Rodrigo Valenzuela was born in Santiago, Chile; and is based in Los Angeles, CA. Valenzuela has presented solo exhibitions at the New Museum, NY; Light Work, Syracuse, NY; University of South Florida,Tampa; Santa Cruz Museum of Art and History, CA; Orange County Museum of Art, Santa Ana, CA; Museum of Art and History, Lancaster, CA; Luis de Jesus, Los Angeles, CA; Jordan Schnitzer Museum of Art, Eugene, OR; and the Portland Art Museum and UPFOR, both Portland, OR. Group exhibitions include The Kitchen, The Drawing Center, Wave Hill, and CUE Art Foundation, all NY; Museum of Contemporary Art North Miami, FL; Bemis Center for Contemporary Arts, Omaha, NE; Frye Art Museum, Seattle, WA; and The Museum of Fine Arts, Houston, TX, among others. He has also exhibited his work in solo shows internationally at Arróniz Arte Contemporáneo, Mexico City; Peana Projects, Monterrey, NL, Mexico; Galería Patricia Ready and Museo de Arte Contemporàneo, Universidad de Chile, Santiago, Chile; and Galerie Lisa Kandlhofer, Vienna, Austria. Valenzuela has participated in residencies at Dora Maar, Fountainhead, Light Work, MacDowell, Glassell School of Art, Bemis Center for Contemporary Arts, Kala Art Institute, Vermont Studio Center, Center for Photography at Woodstock, and the Skowhegan School of Painting and Sculpture.
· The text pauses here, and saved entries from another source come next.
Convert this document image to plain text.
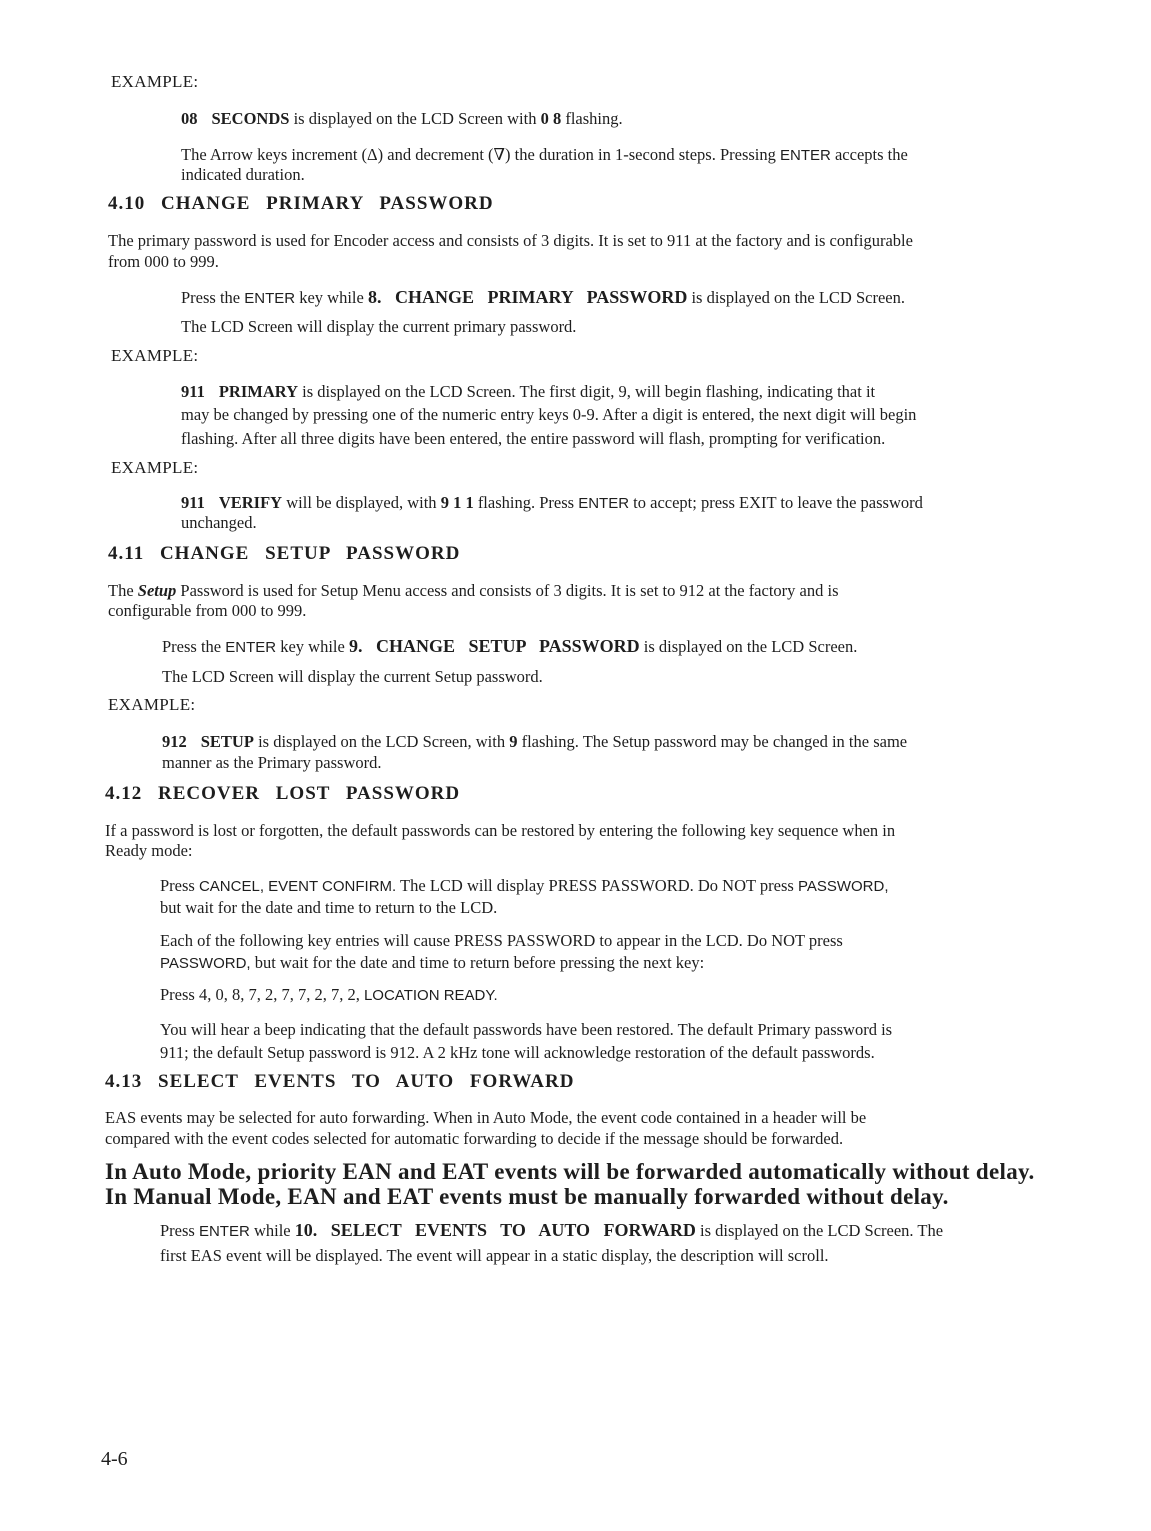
EXAMPLE:
08 SECONDS is displayed on the LCD Screen with 0 8 flashing.
The Arrow keys increment (Δ) and decrement (∇) the duration in 1-second steps. Pressing ENTER accepts the
indicated duration.
4.10 CHANGE PRIMARY PASSWORD
The primary password is used for Encoder access and consists of 3 digits. It is set to 911 at the factory and is configurable
from 000 to 999.
Press the ENTER key while 8.   CHANGE   PRIMARY   PASSWORD is displayed on the LCD Screen.
The LCD Screen will display the current primary password.
EXAMPLE:
911 PRIMARY is displayed on the LCD Screen. The first digit, 9, will begin flashing, indicating that it
may be changed by pressing one of the numeric entry keys 0-9. After a digit is entered, the next digit will begin
flashing. After all three digits have been entered, the entire password will flash, prompting for verification.
EXAMPLE:
911 VERIFY will be displayed, with 9 1 1 flashing. Press ENTER to accept; press EXIT to leave the password
unchanged.
4.11 CHANGE SETUP PASSWORD
The Setup Password is used for Setup Menu access and consists of 3 digits. It is set to 912 at the factory and is
configurable from 000 to 999.
Press the ENTER key while 9.   CHANGE   SETUP   PASSWORD is displayed on the LCD Screen.
The LCD Screen will display the current Setup password.
EXAMPLE:
912 SETUP is displayed on the LCD Screen, with 9 flashing. The Setup password may be changed in the same
manner as the Primary password.
4.12 RECOVER LOST PASSWORD
If a password is lost or forgotten, the default passwords can be restored by entering the following key sequence when in
Ready mode:
Press CANCEL, EVENT CONFIRM. The LCD will display PRESS PASSWORD. Do NOT press PASSWORD,
but wait for the date and time to return to the LCD.
Each of the following key entries will cause PRESS PASSWORD to appear in the LCD. Do NOT press
PASSWORD, but wait for the date and time to return before pressing the next key:
Press 4, 0, 8, 7, 2, 7, 7, 2, 7, 2, LOCATION READY.
You will hear a beep indicating that the default passwords have been restored. The default Primary password is
911; the default Setup password is 912. A 2 kHz tone will acknowledge restoration of the default passwords.
4.13 SELECT EVENTS TO AUTO FORWARD
EAS events may be selected for auto forwarding. When in Auto Mode, the event code contained in a header will be
compared with the event codes selected for automatic forwarding to decide if the message should be forwarded.
In Auto Mode, priority EAN and EAT events will be forwarded automatically without delay.
In Manual Mode, EAN and EAT events must be manually forwarded without delay.
Press ENTER while 10.   SELECT   EVENTS   TO   AUTO   FORWARD is displayed on the LCD Screen. The
first EAS event will be displayed. The event will appear in a static display, the description will scroll.
4-6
He is the recipient of the 2021 John Simon Guggenheim Memorial Foundation Fellowship in Photography, the Smithsonian Artist Research Fellowship, and the Joan Mitchell Fellowship. His work is included in numerous public and private collections, including those of the Whitney Museum of American Art, J. Paul Getty Museum, Los Angeles County Museum of Art, The Museum of Fine Arts, Houston, The Nelson-Atkins Museum of Art, Frye Art Museum, Tacoma Art Museum, and The Center for Photography at Woodstock. He is an Associate Professor and Head of the Photography Department at UCLA. Valenzuela received his BFA in Art History and Photography from the University of Chile, his BA in Philosophy from Evergreen State College, and his MFA in Photo/Media from the University of Washington.